Закон «О психиатрической помощи» и общее законодательство о психиатрии в РФ Виноградова считает хорошими рабочими инструментами для помощи людям. Однако, по ее мнению, применяют их все чаще избирательно, и это может привести к опасным последствиям.

Алексей Прянишников соглашается, что принятый «в свободные времена» закон о психиатрической помощи «вполне неплох» и содержит подробные формулировки, закрепляющие права пациентов. Однако проблема, по его мнению, не в законе, а в «отсутствии реальной независимости судов и нарушении судьями принципа состязательности процесса». Судьи все чаще слепо доверяют выводам назначенных следствием экспертиз и отказывают защите в проведении повторных исследований. «Уголовно-процессуальный кодекс в статье 445 устанавливает, что если медицинское заключение вызывает сомнение, то суд по ходатайству лиц, участвующих в судебном заседании, или по собственной инициативе может назначить судебную экспертизу, истребовать дополнительные документы», — объясняет Прянишников.

Как видно, суд может, но не обязан назначить экспертизу.

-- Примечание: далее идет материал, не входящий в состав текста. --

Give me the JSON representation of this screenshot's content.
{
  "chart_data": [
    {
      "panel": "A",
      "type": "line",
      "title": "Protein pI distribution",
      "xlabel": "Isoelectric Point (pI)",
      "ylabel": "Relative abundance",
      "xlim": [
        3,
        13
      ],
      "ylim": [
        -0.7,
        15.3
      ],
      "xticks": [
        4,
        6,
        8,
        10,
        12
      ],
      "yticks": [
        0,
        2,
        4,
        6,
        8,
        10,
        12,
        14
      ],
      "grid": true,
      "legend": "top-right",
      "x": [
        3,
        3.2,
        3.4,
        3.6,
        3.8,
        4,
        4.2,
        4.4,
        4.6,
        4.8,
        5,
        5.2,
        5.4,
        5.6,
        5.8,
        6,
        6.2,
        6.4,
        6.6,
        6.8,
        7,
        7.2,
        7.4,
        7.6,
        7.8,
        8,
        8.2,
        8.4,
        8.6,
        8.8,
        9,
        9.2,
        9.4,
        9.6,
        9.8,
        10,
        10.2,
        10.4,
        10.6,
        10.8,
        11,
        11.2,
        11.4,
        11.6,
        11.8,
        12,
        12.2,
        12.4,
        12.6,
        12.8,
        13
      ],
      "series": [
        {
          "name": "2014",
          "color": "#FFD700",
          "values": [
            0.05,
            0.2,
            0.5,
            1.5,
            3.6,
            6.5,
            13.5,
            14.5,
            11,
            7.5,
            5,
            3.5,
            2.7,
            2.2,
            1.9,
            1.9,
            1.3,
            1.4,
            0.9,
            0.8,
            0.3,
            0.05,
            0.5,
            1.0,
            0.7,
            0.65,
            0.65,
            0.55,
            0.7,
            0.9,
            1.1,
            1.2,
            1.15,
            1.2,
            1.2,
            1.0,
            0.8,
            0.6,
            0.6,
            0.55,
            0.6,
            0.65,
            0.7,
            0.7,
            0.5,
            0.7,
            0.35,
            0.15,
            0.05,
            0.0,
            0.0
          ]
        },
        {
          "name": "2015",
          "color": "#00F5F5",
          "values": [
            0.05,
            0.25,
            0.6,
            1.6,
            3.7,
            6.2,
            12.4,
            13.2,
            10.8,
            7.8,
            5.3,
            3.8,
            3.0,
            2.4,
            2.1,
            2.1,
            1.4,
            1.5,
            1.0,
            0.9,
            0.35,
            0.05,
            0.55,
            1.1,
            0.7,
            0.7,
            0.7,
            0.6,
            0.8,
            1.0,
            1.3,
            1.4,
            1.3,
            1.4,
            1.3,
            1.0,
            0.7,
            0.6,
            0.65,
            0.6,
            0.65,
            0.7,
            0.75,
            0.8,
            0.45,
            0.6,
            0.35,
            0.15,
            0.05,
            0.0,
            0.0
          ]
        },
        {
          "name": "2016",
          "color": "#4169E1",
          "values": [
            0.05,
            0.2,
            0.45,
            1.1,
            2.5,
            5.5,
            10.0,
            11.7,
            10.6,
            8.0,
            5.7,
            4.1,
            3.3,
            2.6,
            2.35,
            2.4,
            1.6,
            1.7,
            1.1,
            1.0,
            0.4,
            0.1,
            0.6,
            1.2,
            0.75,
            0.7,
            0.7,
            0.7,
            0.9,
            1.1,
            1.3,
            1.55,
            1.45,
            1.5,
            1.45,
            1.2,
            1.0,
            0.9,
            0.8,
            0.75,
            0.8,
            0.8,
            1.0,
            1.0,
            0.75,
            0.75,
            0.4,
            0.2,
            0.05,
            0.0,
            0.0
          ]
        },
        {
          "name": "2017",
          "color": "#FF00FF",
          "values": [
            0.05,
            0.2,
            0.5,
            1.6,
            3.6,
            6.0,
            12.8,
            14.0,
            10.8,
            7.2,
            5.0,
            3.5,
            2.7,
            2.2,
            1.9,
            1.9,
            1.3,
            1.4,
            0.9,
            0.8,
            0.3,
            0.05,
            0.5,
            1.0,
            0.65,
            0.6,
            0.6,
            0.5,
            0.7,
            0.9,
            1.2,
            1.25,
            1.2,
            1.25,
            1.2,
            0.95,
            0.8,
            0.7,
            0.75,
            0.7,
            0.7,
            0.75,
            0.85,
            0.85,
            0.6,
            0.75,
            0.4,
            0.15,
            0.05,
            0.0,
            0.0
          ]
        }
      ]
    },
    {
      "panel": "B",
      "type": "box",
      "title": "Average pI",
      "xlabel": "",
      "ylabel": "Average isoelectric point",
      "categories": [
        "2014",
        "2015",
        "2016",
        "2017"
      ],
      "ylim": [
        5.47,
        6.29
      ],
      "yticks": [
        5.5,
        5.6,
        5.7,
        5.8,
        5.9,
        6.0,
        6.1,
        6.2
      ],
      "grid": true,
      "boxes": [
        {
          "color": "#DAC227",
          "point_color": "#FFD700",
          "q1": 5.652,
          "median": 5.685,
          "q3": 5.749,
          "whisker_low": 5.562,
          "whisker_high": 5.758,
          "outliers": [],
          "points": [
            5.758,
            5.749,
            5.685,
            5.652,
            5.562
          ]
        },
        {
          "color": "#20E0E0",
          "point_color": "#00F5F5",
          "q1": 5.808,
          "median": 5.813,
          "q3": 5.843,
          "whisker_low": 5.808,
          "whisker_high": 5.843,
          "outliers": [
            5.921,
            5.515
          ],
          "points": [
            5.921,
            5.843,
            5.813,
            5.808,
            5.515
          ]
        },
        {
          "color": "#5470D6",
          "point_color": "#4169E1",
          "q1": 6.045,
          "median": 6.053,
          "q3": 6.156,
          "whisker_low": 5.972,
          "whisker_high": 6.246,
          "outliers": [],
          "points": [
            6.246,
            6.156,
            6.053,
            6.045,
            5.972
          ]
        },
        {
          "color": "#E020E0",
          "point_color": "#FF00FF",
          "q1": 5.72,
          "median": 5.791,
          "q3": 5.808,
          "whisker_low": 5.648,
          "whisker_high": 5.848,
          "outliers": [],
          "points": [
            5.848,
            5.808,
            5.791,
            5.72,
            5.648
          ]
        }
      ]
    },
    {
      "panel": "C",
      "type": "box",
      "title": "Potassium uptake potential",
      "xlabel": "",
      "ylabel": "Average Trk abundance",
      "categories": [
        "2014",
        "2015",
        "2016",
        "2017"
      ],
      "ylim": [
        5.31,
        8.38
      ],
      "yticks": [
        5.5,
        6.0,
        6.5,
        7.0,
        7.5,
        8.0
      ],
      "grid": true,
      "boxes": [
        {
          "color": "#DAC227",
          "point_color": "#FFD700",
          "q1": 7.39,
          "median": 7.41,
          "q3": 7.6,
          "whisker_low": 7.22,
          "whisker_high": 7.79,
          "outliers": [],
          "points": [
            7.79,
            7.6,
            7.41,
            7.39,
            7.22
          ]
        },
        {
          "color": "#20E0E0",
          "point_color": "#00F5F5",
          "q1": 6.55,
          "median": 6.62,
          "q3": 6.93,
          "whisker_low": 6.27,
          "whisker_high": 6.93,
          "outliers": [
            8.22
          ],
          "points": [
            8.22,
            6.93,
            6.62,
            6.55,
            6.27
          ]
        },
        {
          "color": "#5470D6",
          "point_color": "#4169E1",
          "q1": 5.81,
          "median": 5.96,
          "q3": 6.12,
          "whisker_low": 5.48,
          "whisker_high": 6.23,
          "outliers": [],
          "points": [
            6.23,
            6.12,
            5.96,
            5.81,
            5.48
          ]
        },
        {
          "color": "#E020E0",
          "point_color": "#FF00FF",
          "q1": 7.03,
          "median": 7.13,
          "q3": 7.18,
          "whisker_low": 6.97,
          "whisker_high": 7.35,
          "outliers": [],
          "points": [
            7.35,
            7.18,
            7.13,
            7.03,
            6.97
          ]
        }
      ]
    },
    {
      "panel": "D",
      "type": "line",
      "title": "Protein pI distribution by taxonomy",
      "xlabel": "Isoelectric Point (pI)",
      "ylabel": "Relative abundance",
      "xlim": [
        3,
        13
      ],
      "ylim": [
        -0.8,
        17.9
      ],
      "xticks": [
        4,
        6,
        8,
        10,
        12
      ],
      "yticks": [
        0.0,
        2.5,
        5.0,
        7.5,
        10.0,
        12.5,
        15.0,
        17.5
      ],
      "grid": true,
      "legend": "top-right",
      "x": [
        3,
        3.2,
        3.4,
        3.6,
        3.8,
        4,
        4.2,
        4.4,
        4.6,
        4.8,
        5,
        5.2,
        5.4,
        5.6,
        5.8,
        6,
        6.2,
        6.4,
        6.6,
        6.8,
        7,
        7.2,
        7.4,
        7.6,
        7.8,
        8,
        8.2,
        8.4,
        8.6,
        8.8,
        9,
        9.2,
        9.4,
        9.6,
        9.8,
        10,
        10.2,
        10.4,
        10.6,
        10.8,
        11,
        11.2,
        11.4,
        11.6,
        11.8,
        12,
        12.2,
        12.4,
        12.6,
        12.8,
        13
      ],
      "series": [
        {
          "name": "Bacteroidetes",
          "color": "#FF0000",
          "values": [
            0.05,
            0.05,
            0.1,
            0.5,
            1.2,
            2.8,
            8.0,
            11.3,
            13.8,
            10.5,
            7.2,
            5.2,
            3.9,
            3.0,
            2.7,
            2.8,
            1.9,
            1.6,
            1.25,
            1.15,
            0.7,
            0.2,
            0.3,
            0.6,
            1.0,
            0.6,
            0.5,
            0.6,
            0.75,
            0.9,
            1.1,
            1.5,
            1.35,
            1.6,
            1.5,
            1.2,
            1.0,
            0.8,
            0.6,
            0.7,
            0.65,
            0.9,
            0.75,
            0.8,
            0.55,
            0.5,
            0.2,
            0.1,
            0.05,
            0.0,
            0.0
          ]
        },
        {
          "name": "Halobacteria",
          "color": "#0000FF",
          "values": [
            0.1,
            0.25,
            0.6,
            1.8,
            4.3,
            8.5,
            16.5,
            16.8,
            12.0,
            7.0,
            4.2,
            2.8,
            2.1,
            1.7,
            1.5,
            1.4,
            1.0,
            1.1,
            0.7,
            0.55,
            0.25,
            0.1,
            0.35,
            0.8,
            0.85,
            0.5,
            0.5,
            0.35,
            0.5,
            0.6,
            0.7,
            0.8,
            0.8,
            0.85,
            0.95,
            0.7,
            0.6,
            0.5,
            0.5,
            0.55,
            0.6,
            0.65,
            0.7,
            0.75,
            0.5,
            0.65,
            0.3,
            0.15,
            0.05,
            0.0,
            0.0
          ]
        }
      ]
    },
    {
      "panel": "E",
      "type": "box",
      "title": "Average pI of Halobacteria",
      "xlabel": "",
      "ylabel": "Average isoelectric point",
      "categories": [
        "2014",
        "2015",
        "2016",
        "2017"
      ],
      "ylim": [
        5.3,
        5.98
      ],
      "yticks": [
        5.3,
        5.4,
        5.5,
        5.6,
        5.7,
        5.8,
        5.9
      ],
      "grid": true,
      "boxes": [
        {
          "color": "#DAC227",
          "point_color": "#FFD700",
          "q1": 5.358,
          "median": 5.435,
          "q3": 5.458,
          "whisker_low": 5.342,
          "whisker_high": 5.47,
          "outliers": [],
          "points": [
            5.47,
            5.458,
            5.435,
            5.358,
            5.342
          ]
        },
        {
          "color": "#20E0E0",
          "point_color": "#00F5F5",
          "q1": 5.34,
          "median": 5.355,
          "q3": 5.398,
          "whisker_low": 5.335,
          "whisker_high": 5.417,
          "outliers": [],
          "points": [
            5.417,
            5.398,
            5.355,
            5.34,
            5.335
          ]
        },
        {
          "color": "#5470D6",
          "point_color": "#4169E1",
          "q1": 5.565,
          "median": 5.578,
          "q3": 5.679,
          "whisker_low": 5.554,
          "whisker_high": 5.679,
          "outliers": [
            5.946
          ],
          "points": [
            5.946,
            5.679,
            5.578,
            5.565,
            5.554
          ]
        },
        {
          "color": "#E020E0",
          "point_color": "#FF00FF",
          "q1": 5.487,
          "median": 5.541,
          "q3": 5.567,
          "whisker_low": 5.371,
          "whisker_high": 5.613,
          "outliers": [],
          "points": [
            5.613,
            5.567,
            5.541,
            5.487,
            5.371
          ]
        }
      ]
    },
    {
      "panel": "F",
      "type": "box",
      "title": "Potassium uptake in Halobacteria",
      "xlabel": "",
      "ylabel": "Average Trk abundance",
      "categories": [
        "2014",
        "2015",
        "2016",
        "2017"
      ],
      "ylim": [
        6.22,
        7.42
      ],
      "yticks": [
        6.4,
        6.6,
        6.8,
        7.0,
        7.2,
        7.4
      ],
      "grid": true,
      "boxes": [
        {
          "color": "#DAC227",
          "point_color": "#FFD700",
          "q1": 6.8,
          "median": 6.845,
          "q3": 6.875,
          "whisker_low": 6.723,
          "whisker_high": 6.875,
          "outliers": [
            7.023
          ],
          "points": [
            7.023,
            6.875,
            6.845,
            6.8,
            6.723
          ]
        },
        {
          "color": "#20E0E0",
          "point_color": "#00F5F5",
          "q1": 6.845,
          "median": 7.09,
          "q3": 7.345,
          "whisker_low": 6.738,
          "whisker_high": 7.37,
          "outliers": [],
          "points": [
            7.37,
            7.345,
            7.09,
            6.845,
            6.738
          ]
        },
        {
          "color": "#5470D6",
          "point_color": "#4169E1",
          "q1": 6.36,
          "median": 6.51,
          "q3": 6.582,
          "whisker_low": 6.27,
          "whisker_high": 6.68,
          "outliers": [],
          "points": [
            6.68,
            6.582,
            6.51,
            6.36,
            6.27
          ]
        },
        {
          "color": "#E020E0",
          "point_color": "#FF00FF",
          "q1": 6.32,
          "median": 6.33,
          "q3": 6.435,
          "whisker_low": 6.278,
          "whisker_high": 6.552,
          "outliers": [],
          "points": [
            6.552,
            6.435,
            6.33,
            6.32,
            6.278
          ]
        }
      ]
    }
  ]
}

В идеале следует внести изменения в УПК в этой части. Это способно снизить злоупотребления в этой категории дел и сделать процесс более состязательным.Юрист Алексей Прянишников

Напомним, что в ноябре прошлого года Конституционный суд высказался о законности применения, а точнее продления принудительных мер на неопределенный срок. КС не только заявил, что процедура продления ПММХ сколько угодно раз в течение какого угодно периода — законна, но и заключил, что это продление может превышать максимальный срок лишения свободы по статье УК, которая вменялась человеку. Отметим, что ни УДО, ни помилования принудительные меры медицинского характера, конечно, не предусматривают.

В марте стало известно, что Минздрав намерен дать психиатрическим больницам запрещать свидания с их пациентами. Такая мера планируется к реализации «в интересах здоровья или безопасности пациентов, а также в интересах здоровья или безопасности других лиц на основании решения, принятого заведующим отделением или главным врачом по рекомендации лечащего врача». 

Алексей Прянишников отмечает, что практика отказа в свиданиях с пациентами по факту применяется и без каких-либо нормативных правовых актов. Никаких мер воздействия на эти произвольные действия врачей нет, указывает защитник. Комментируя проект Минздрава, он отмечает, что документ нужен для легализации сложившейся практики. «Разумеется, это подтолкнет к более широкому использованию запретов на свидания: будет решаться задача полной изоляции пациентов, находящихся в психиатрических стационарах, – прогнозирует Прянишников. – Запрет на свидания будет устанавливаться по произвольному решению врачей без участия судебной власти, что ограничит возможности защиты пациентов». 

Таким образом, проект Минздрава может стать еще одним шагом к раскручиванию механизма карательной психиатрии как способа борьбы с неугодными. 

*Исполнительный директор Независимой психиатрической ассоциации России Любовь Виноградова скончалась 27 мая. Разговор с ней был записан в феврале.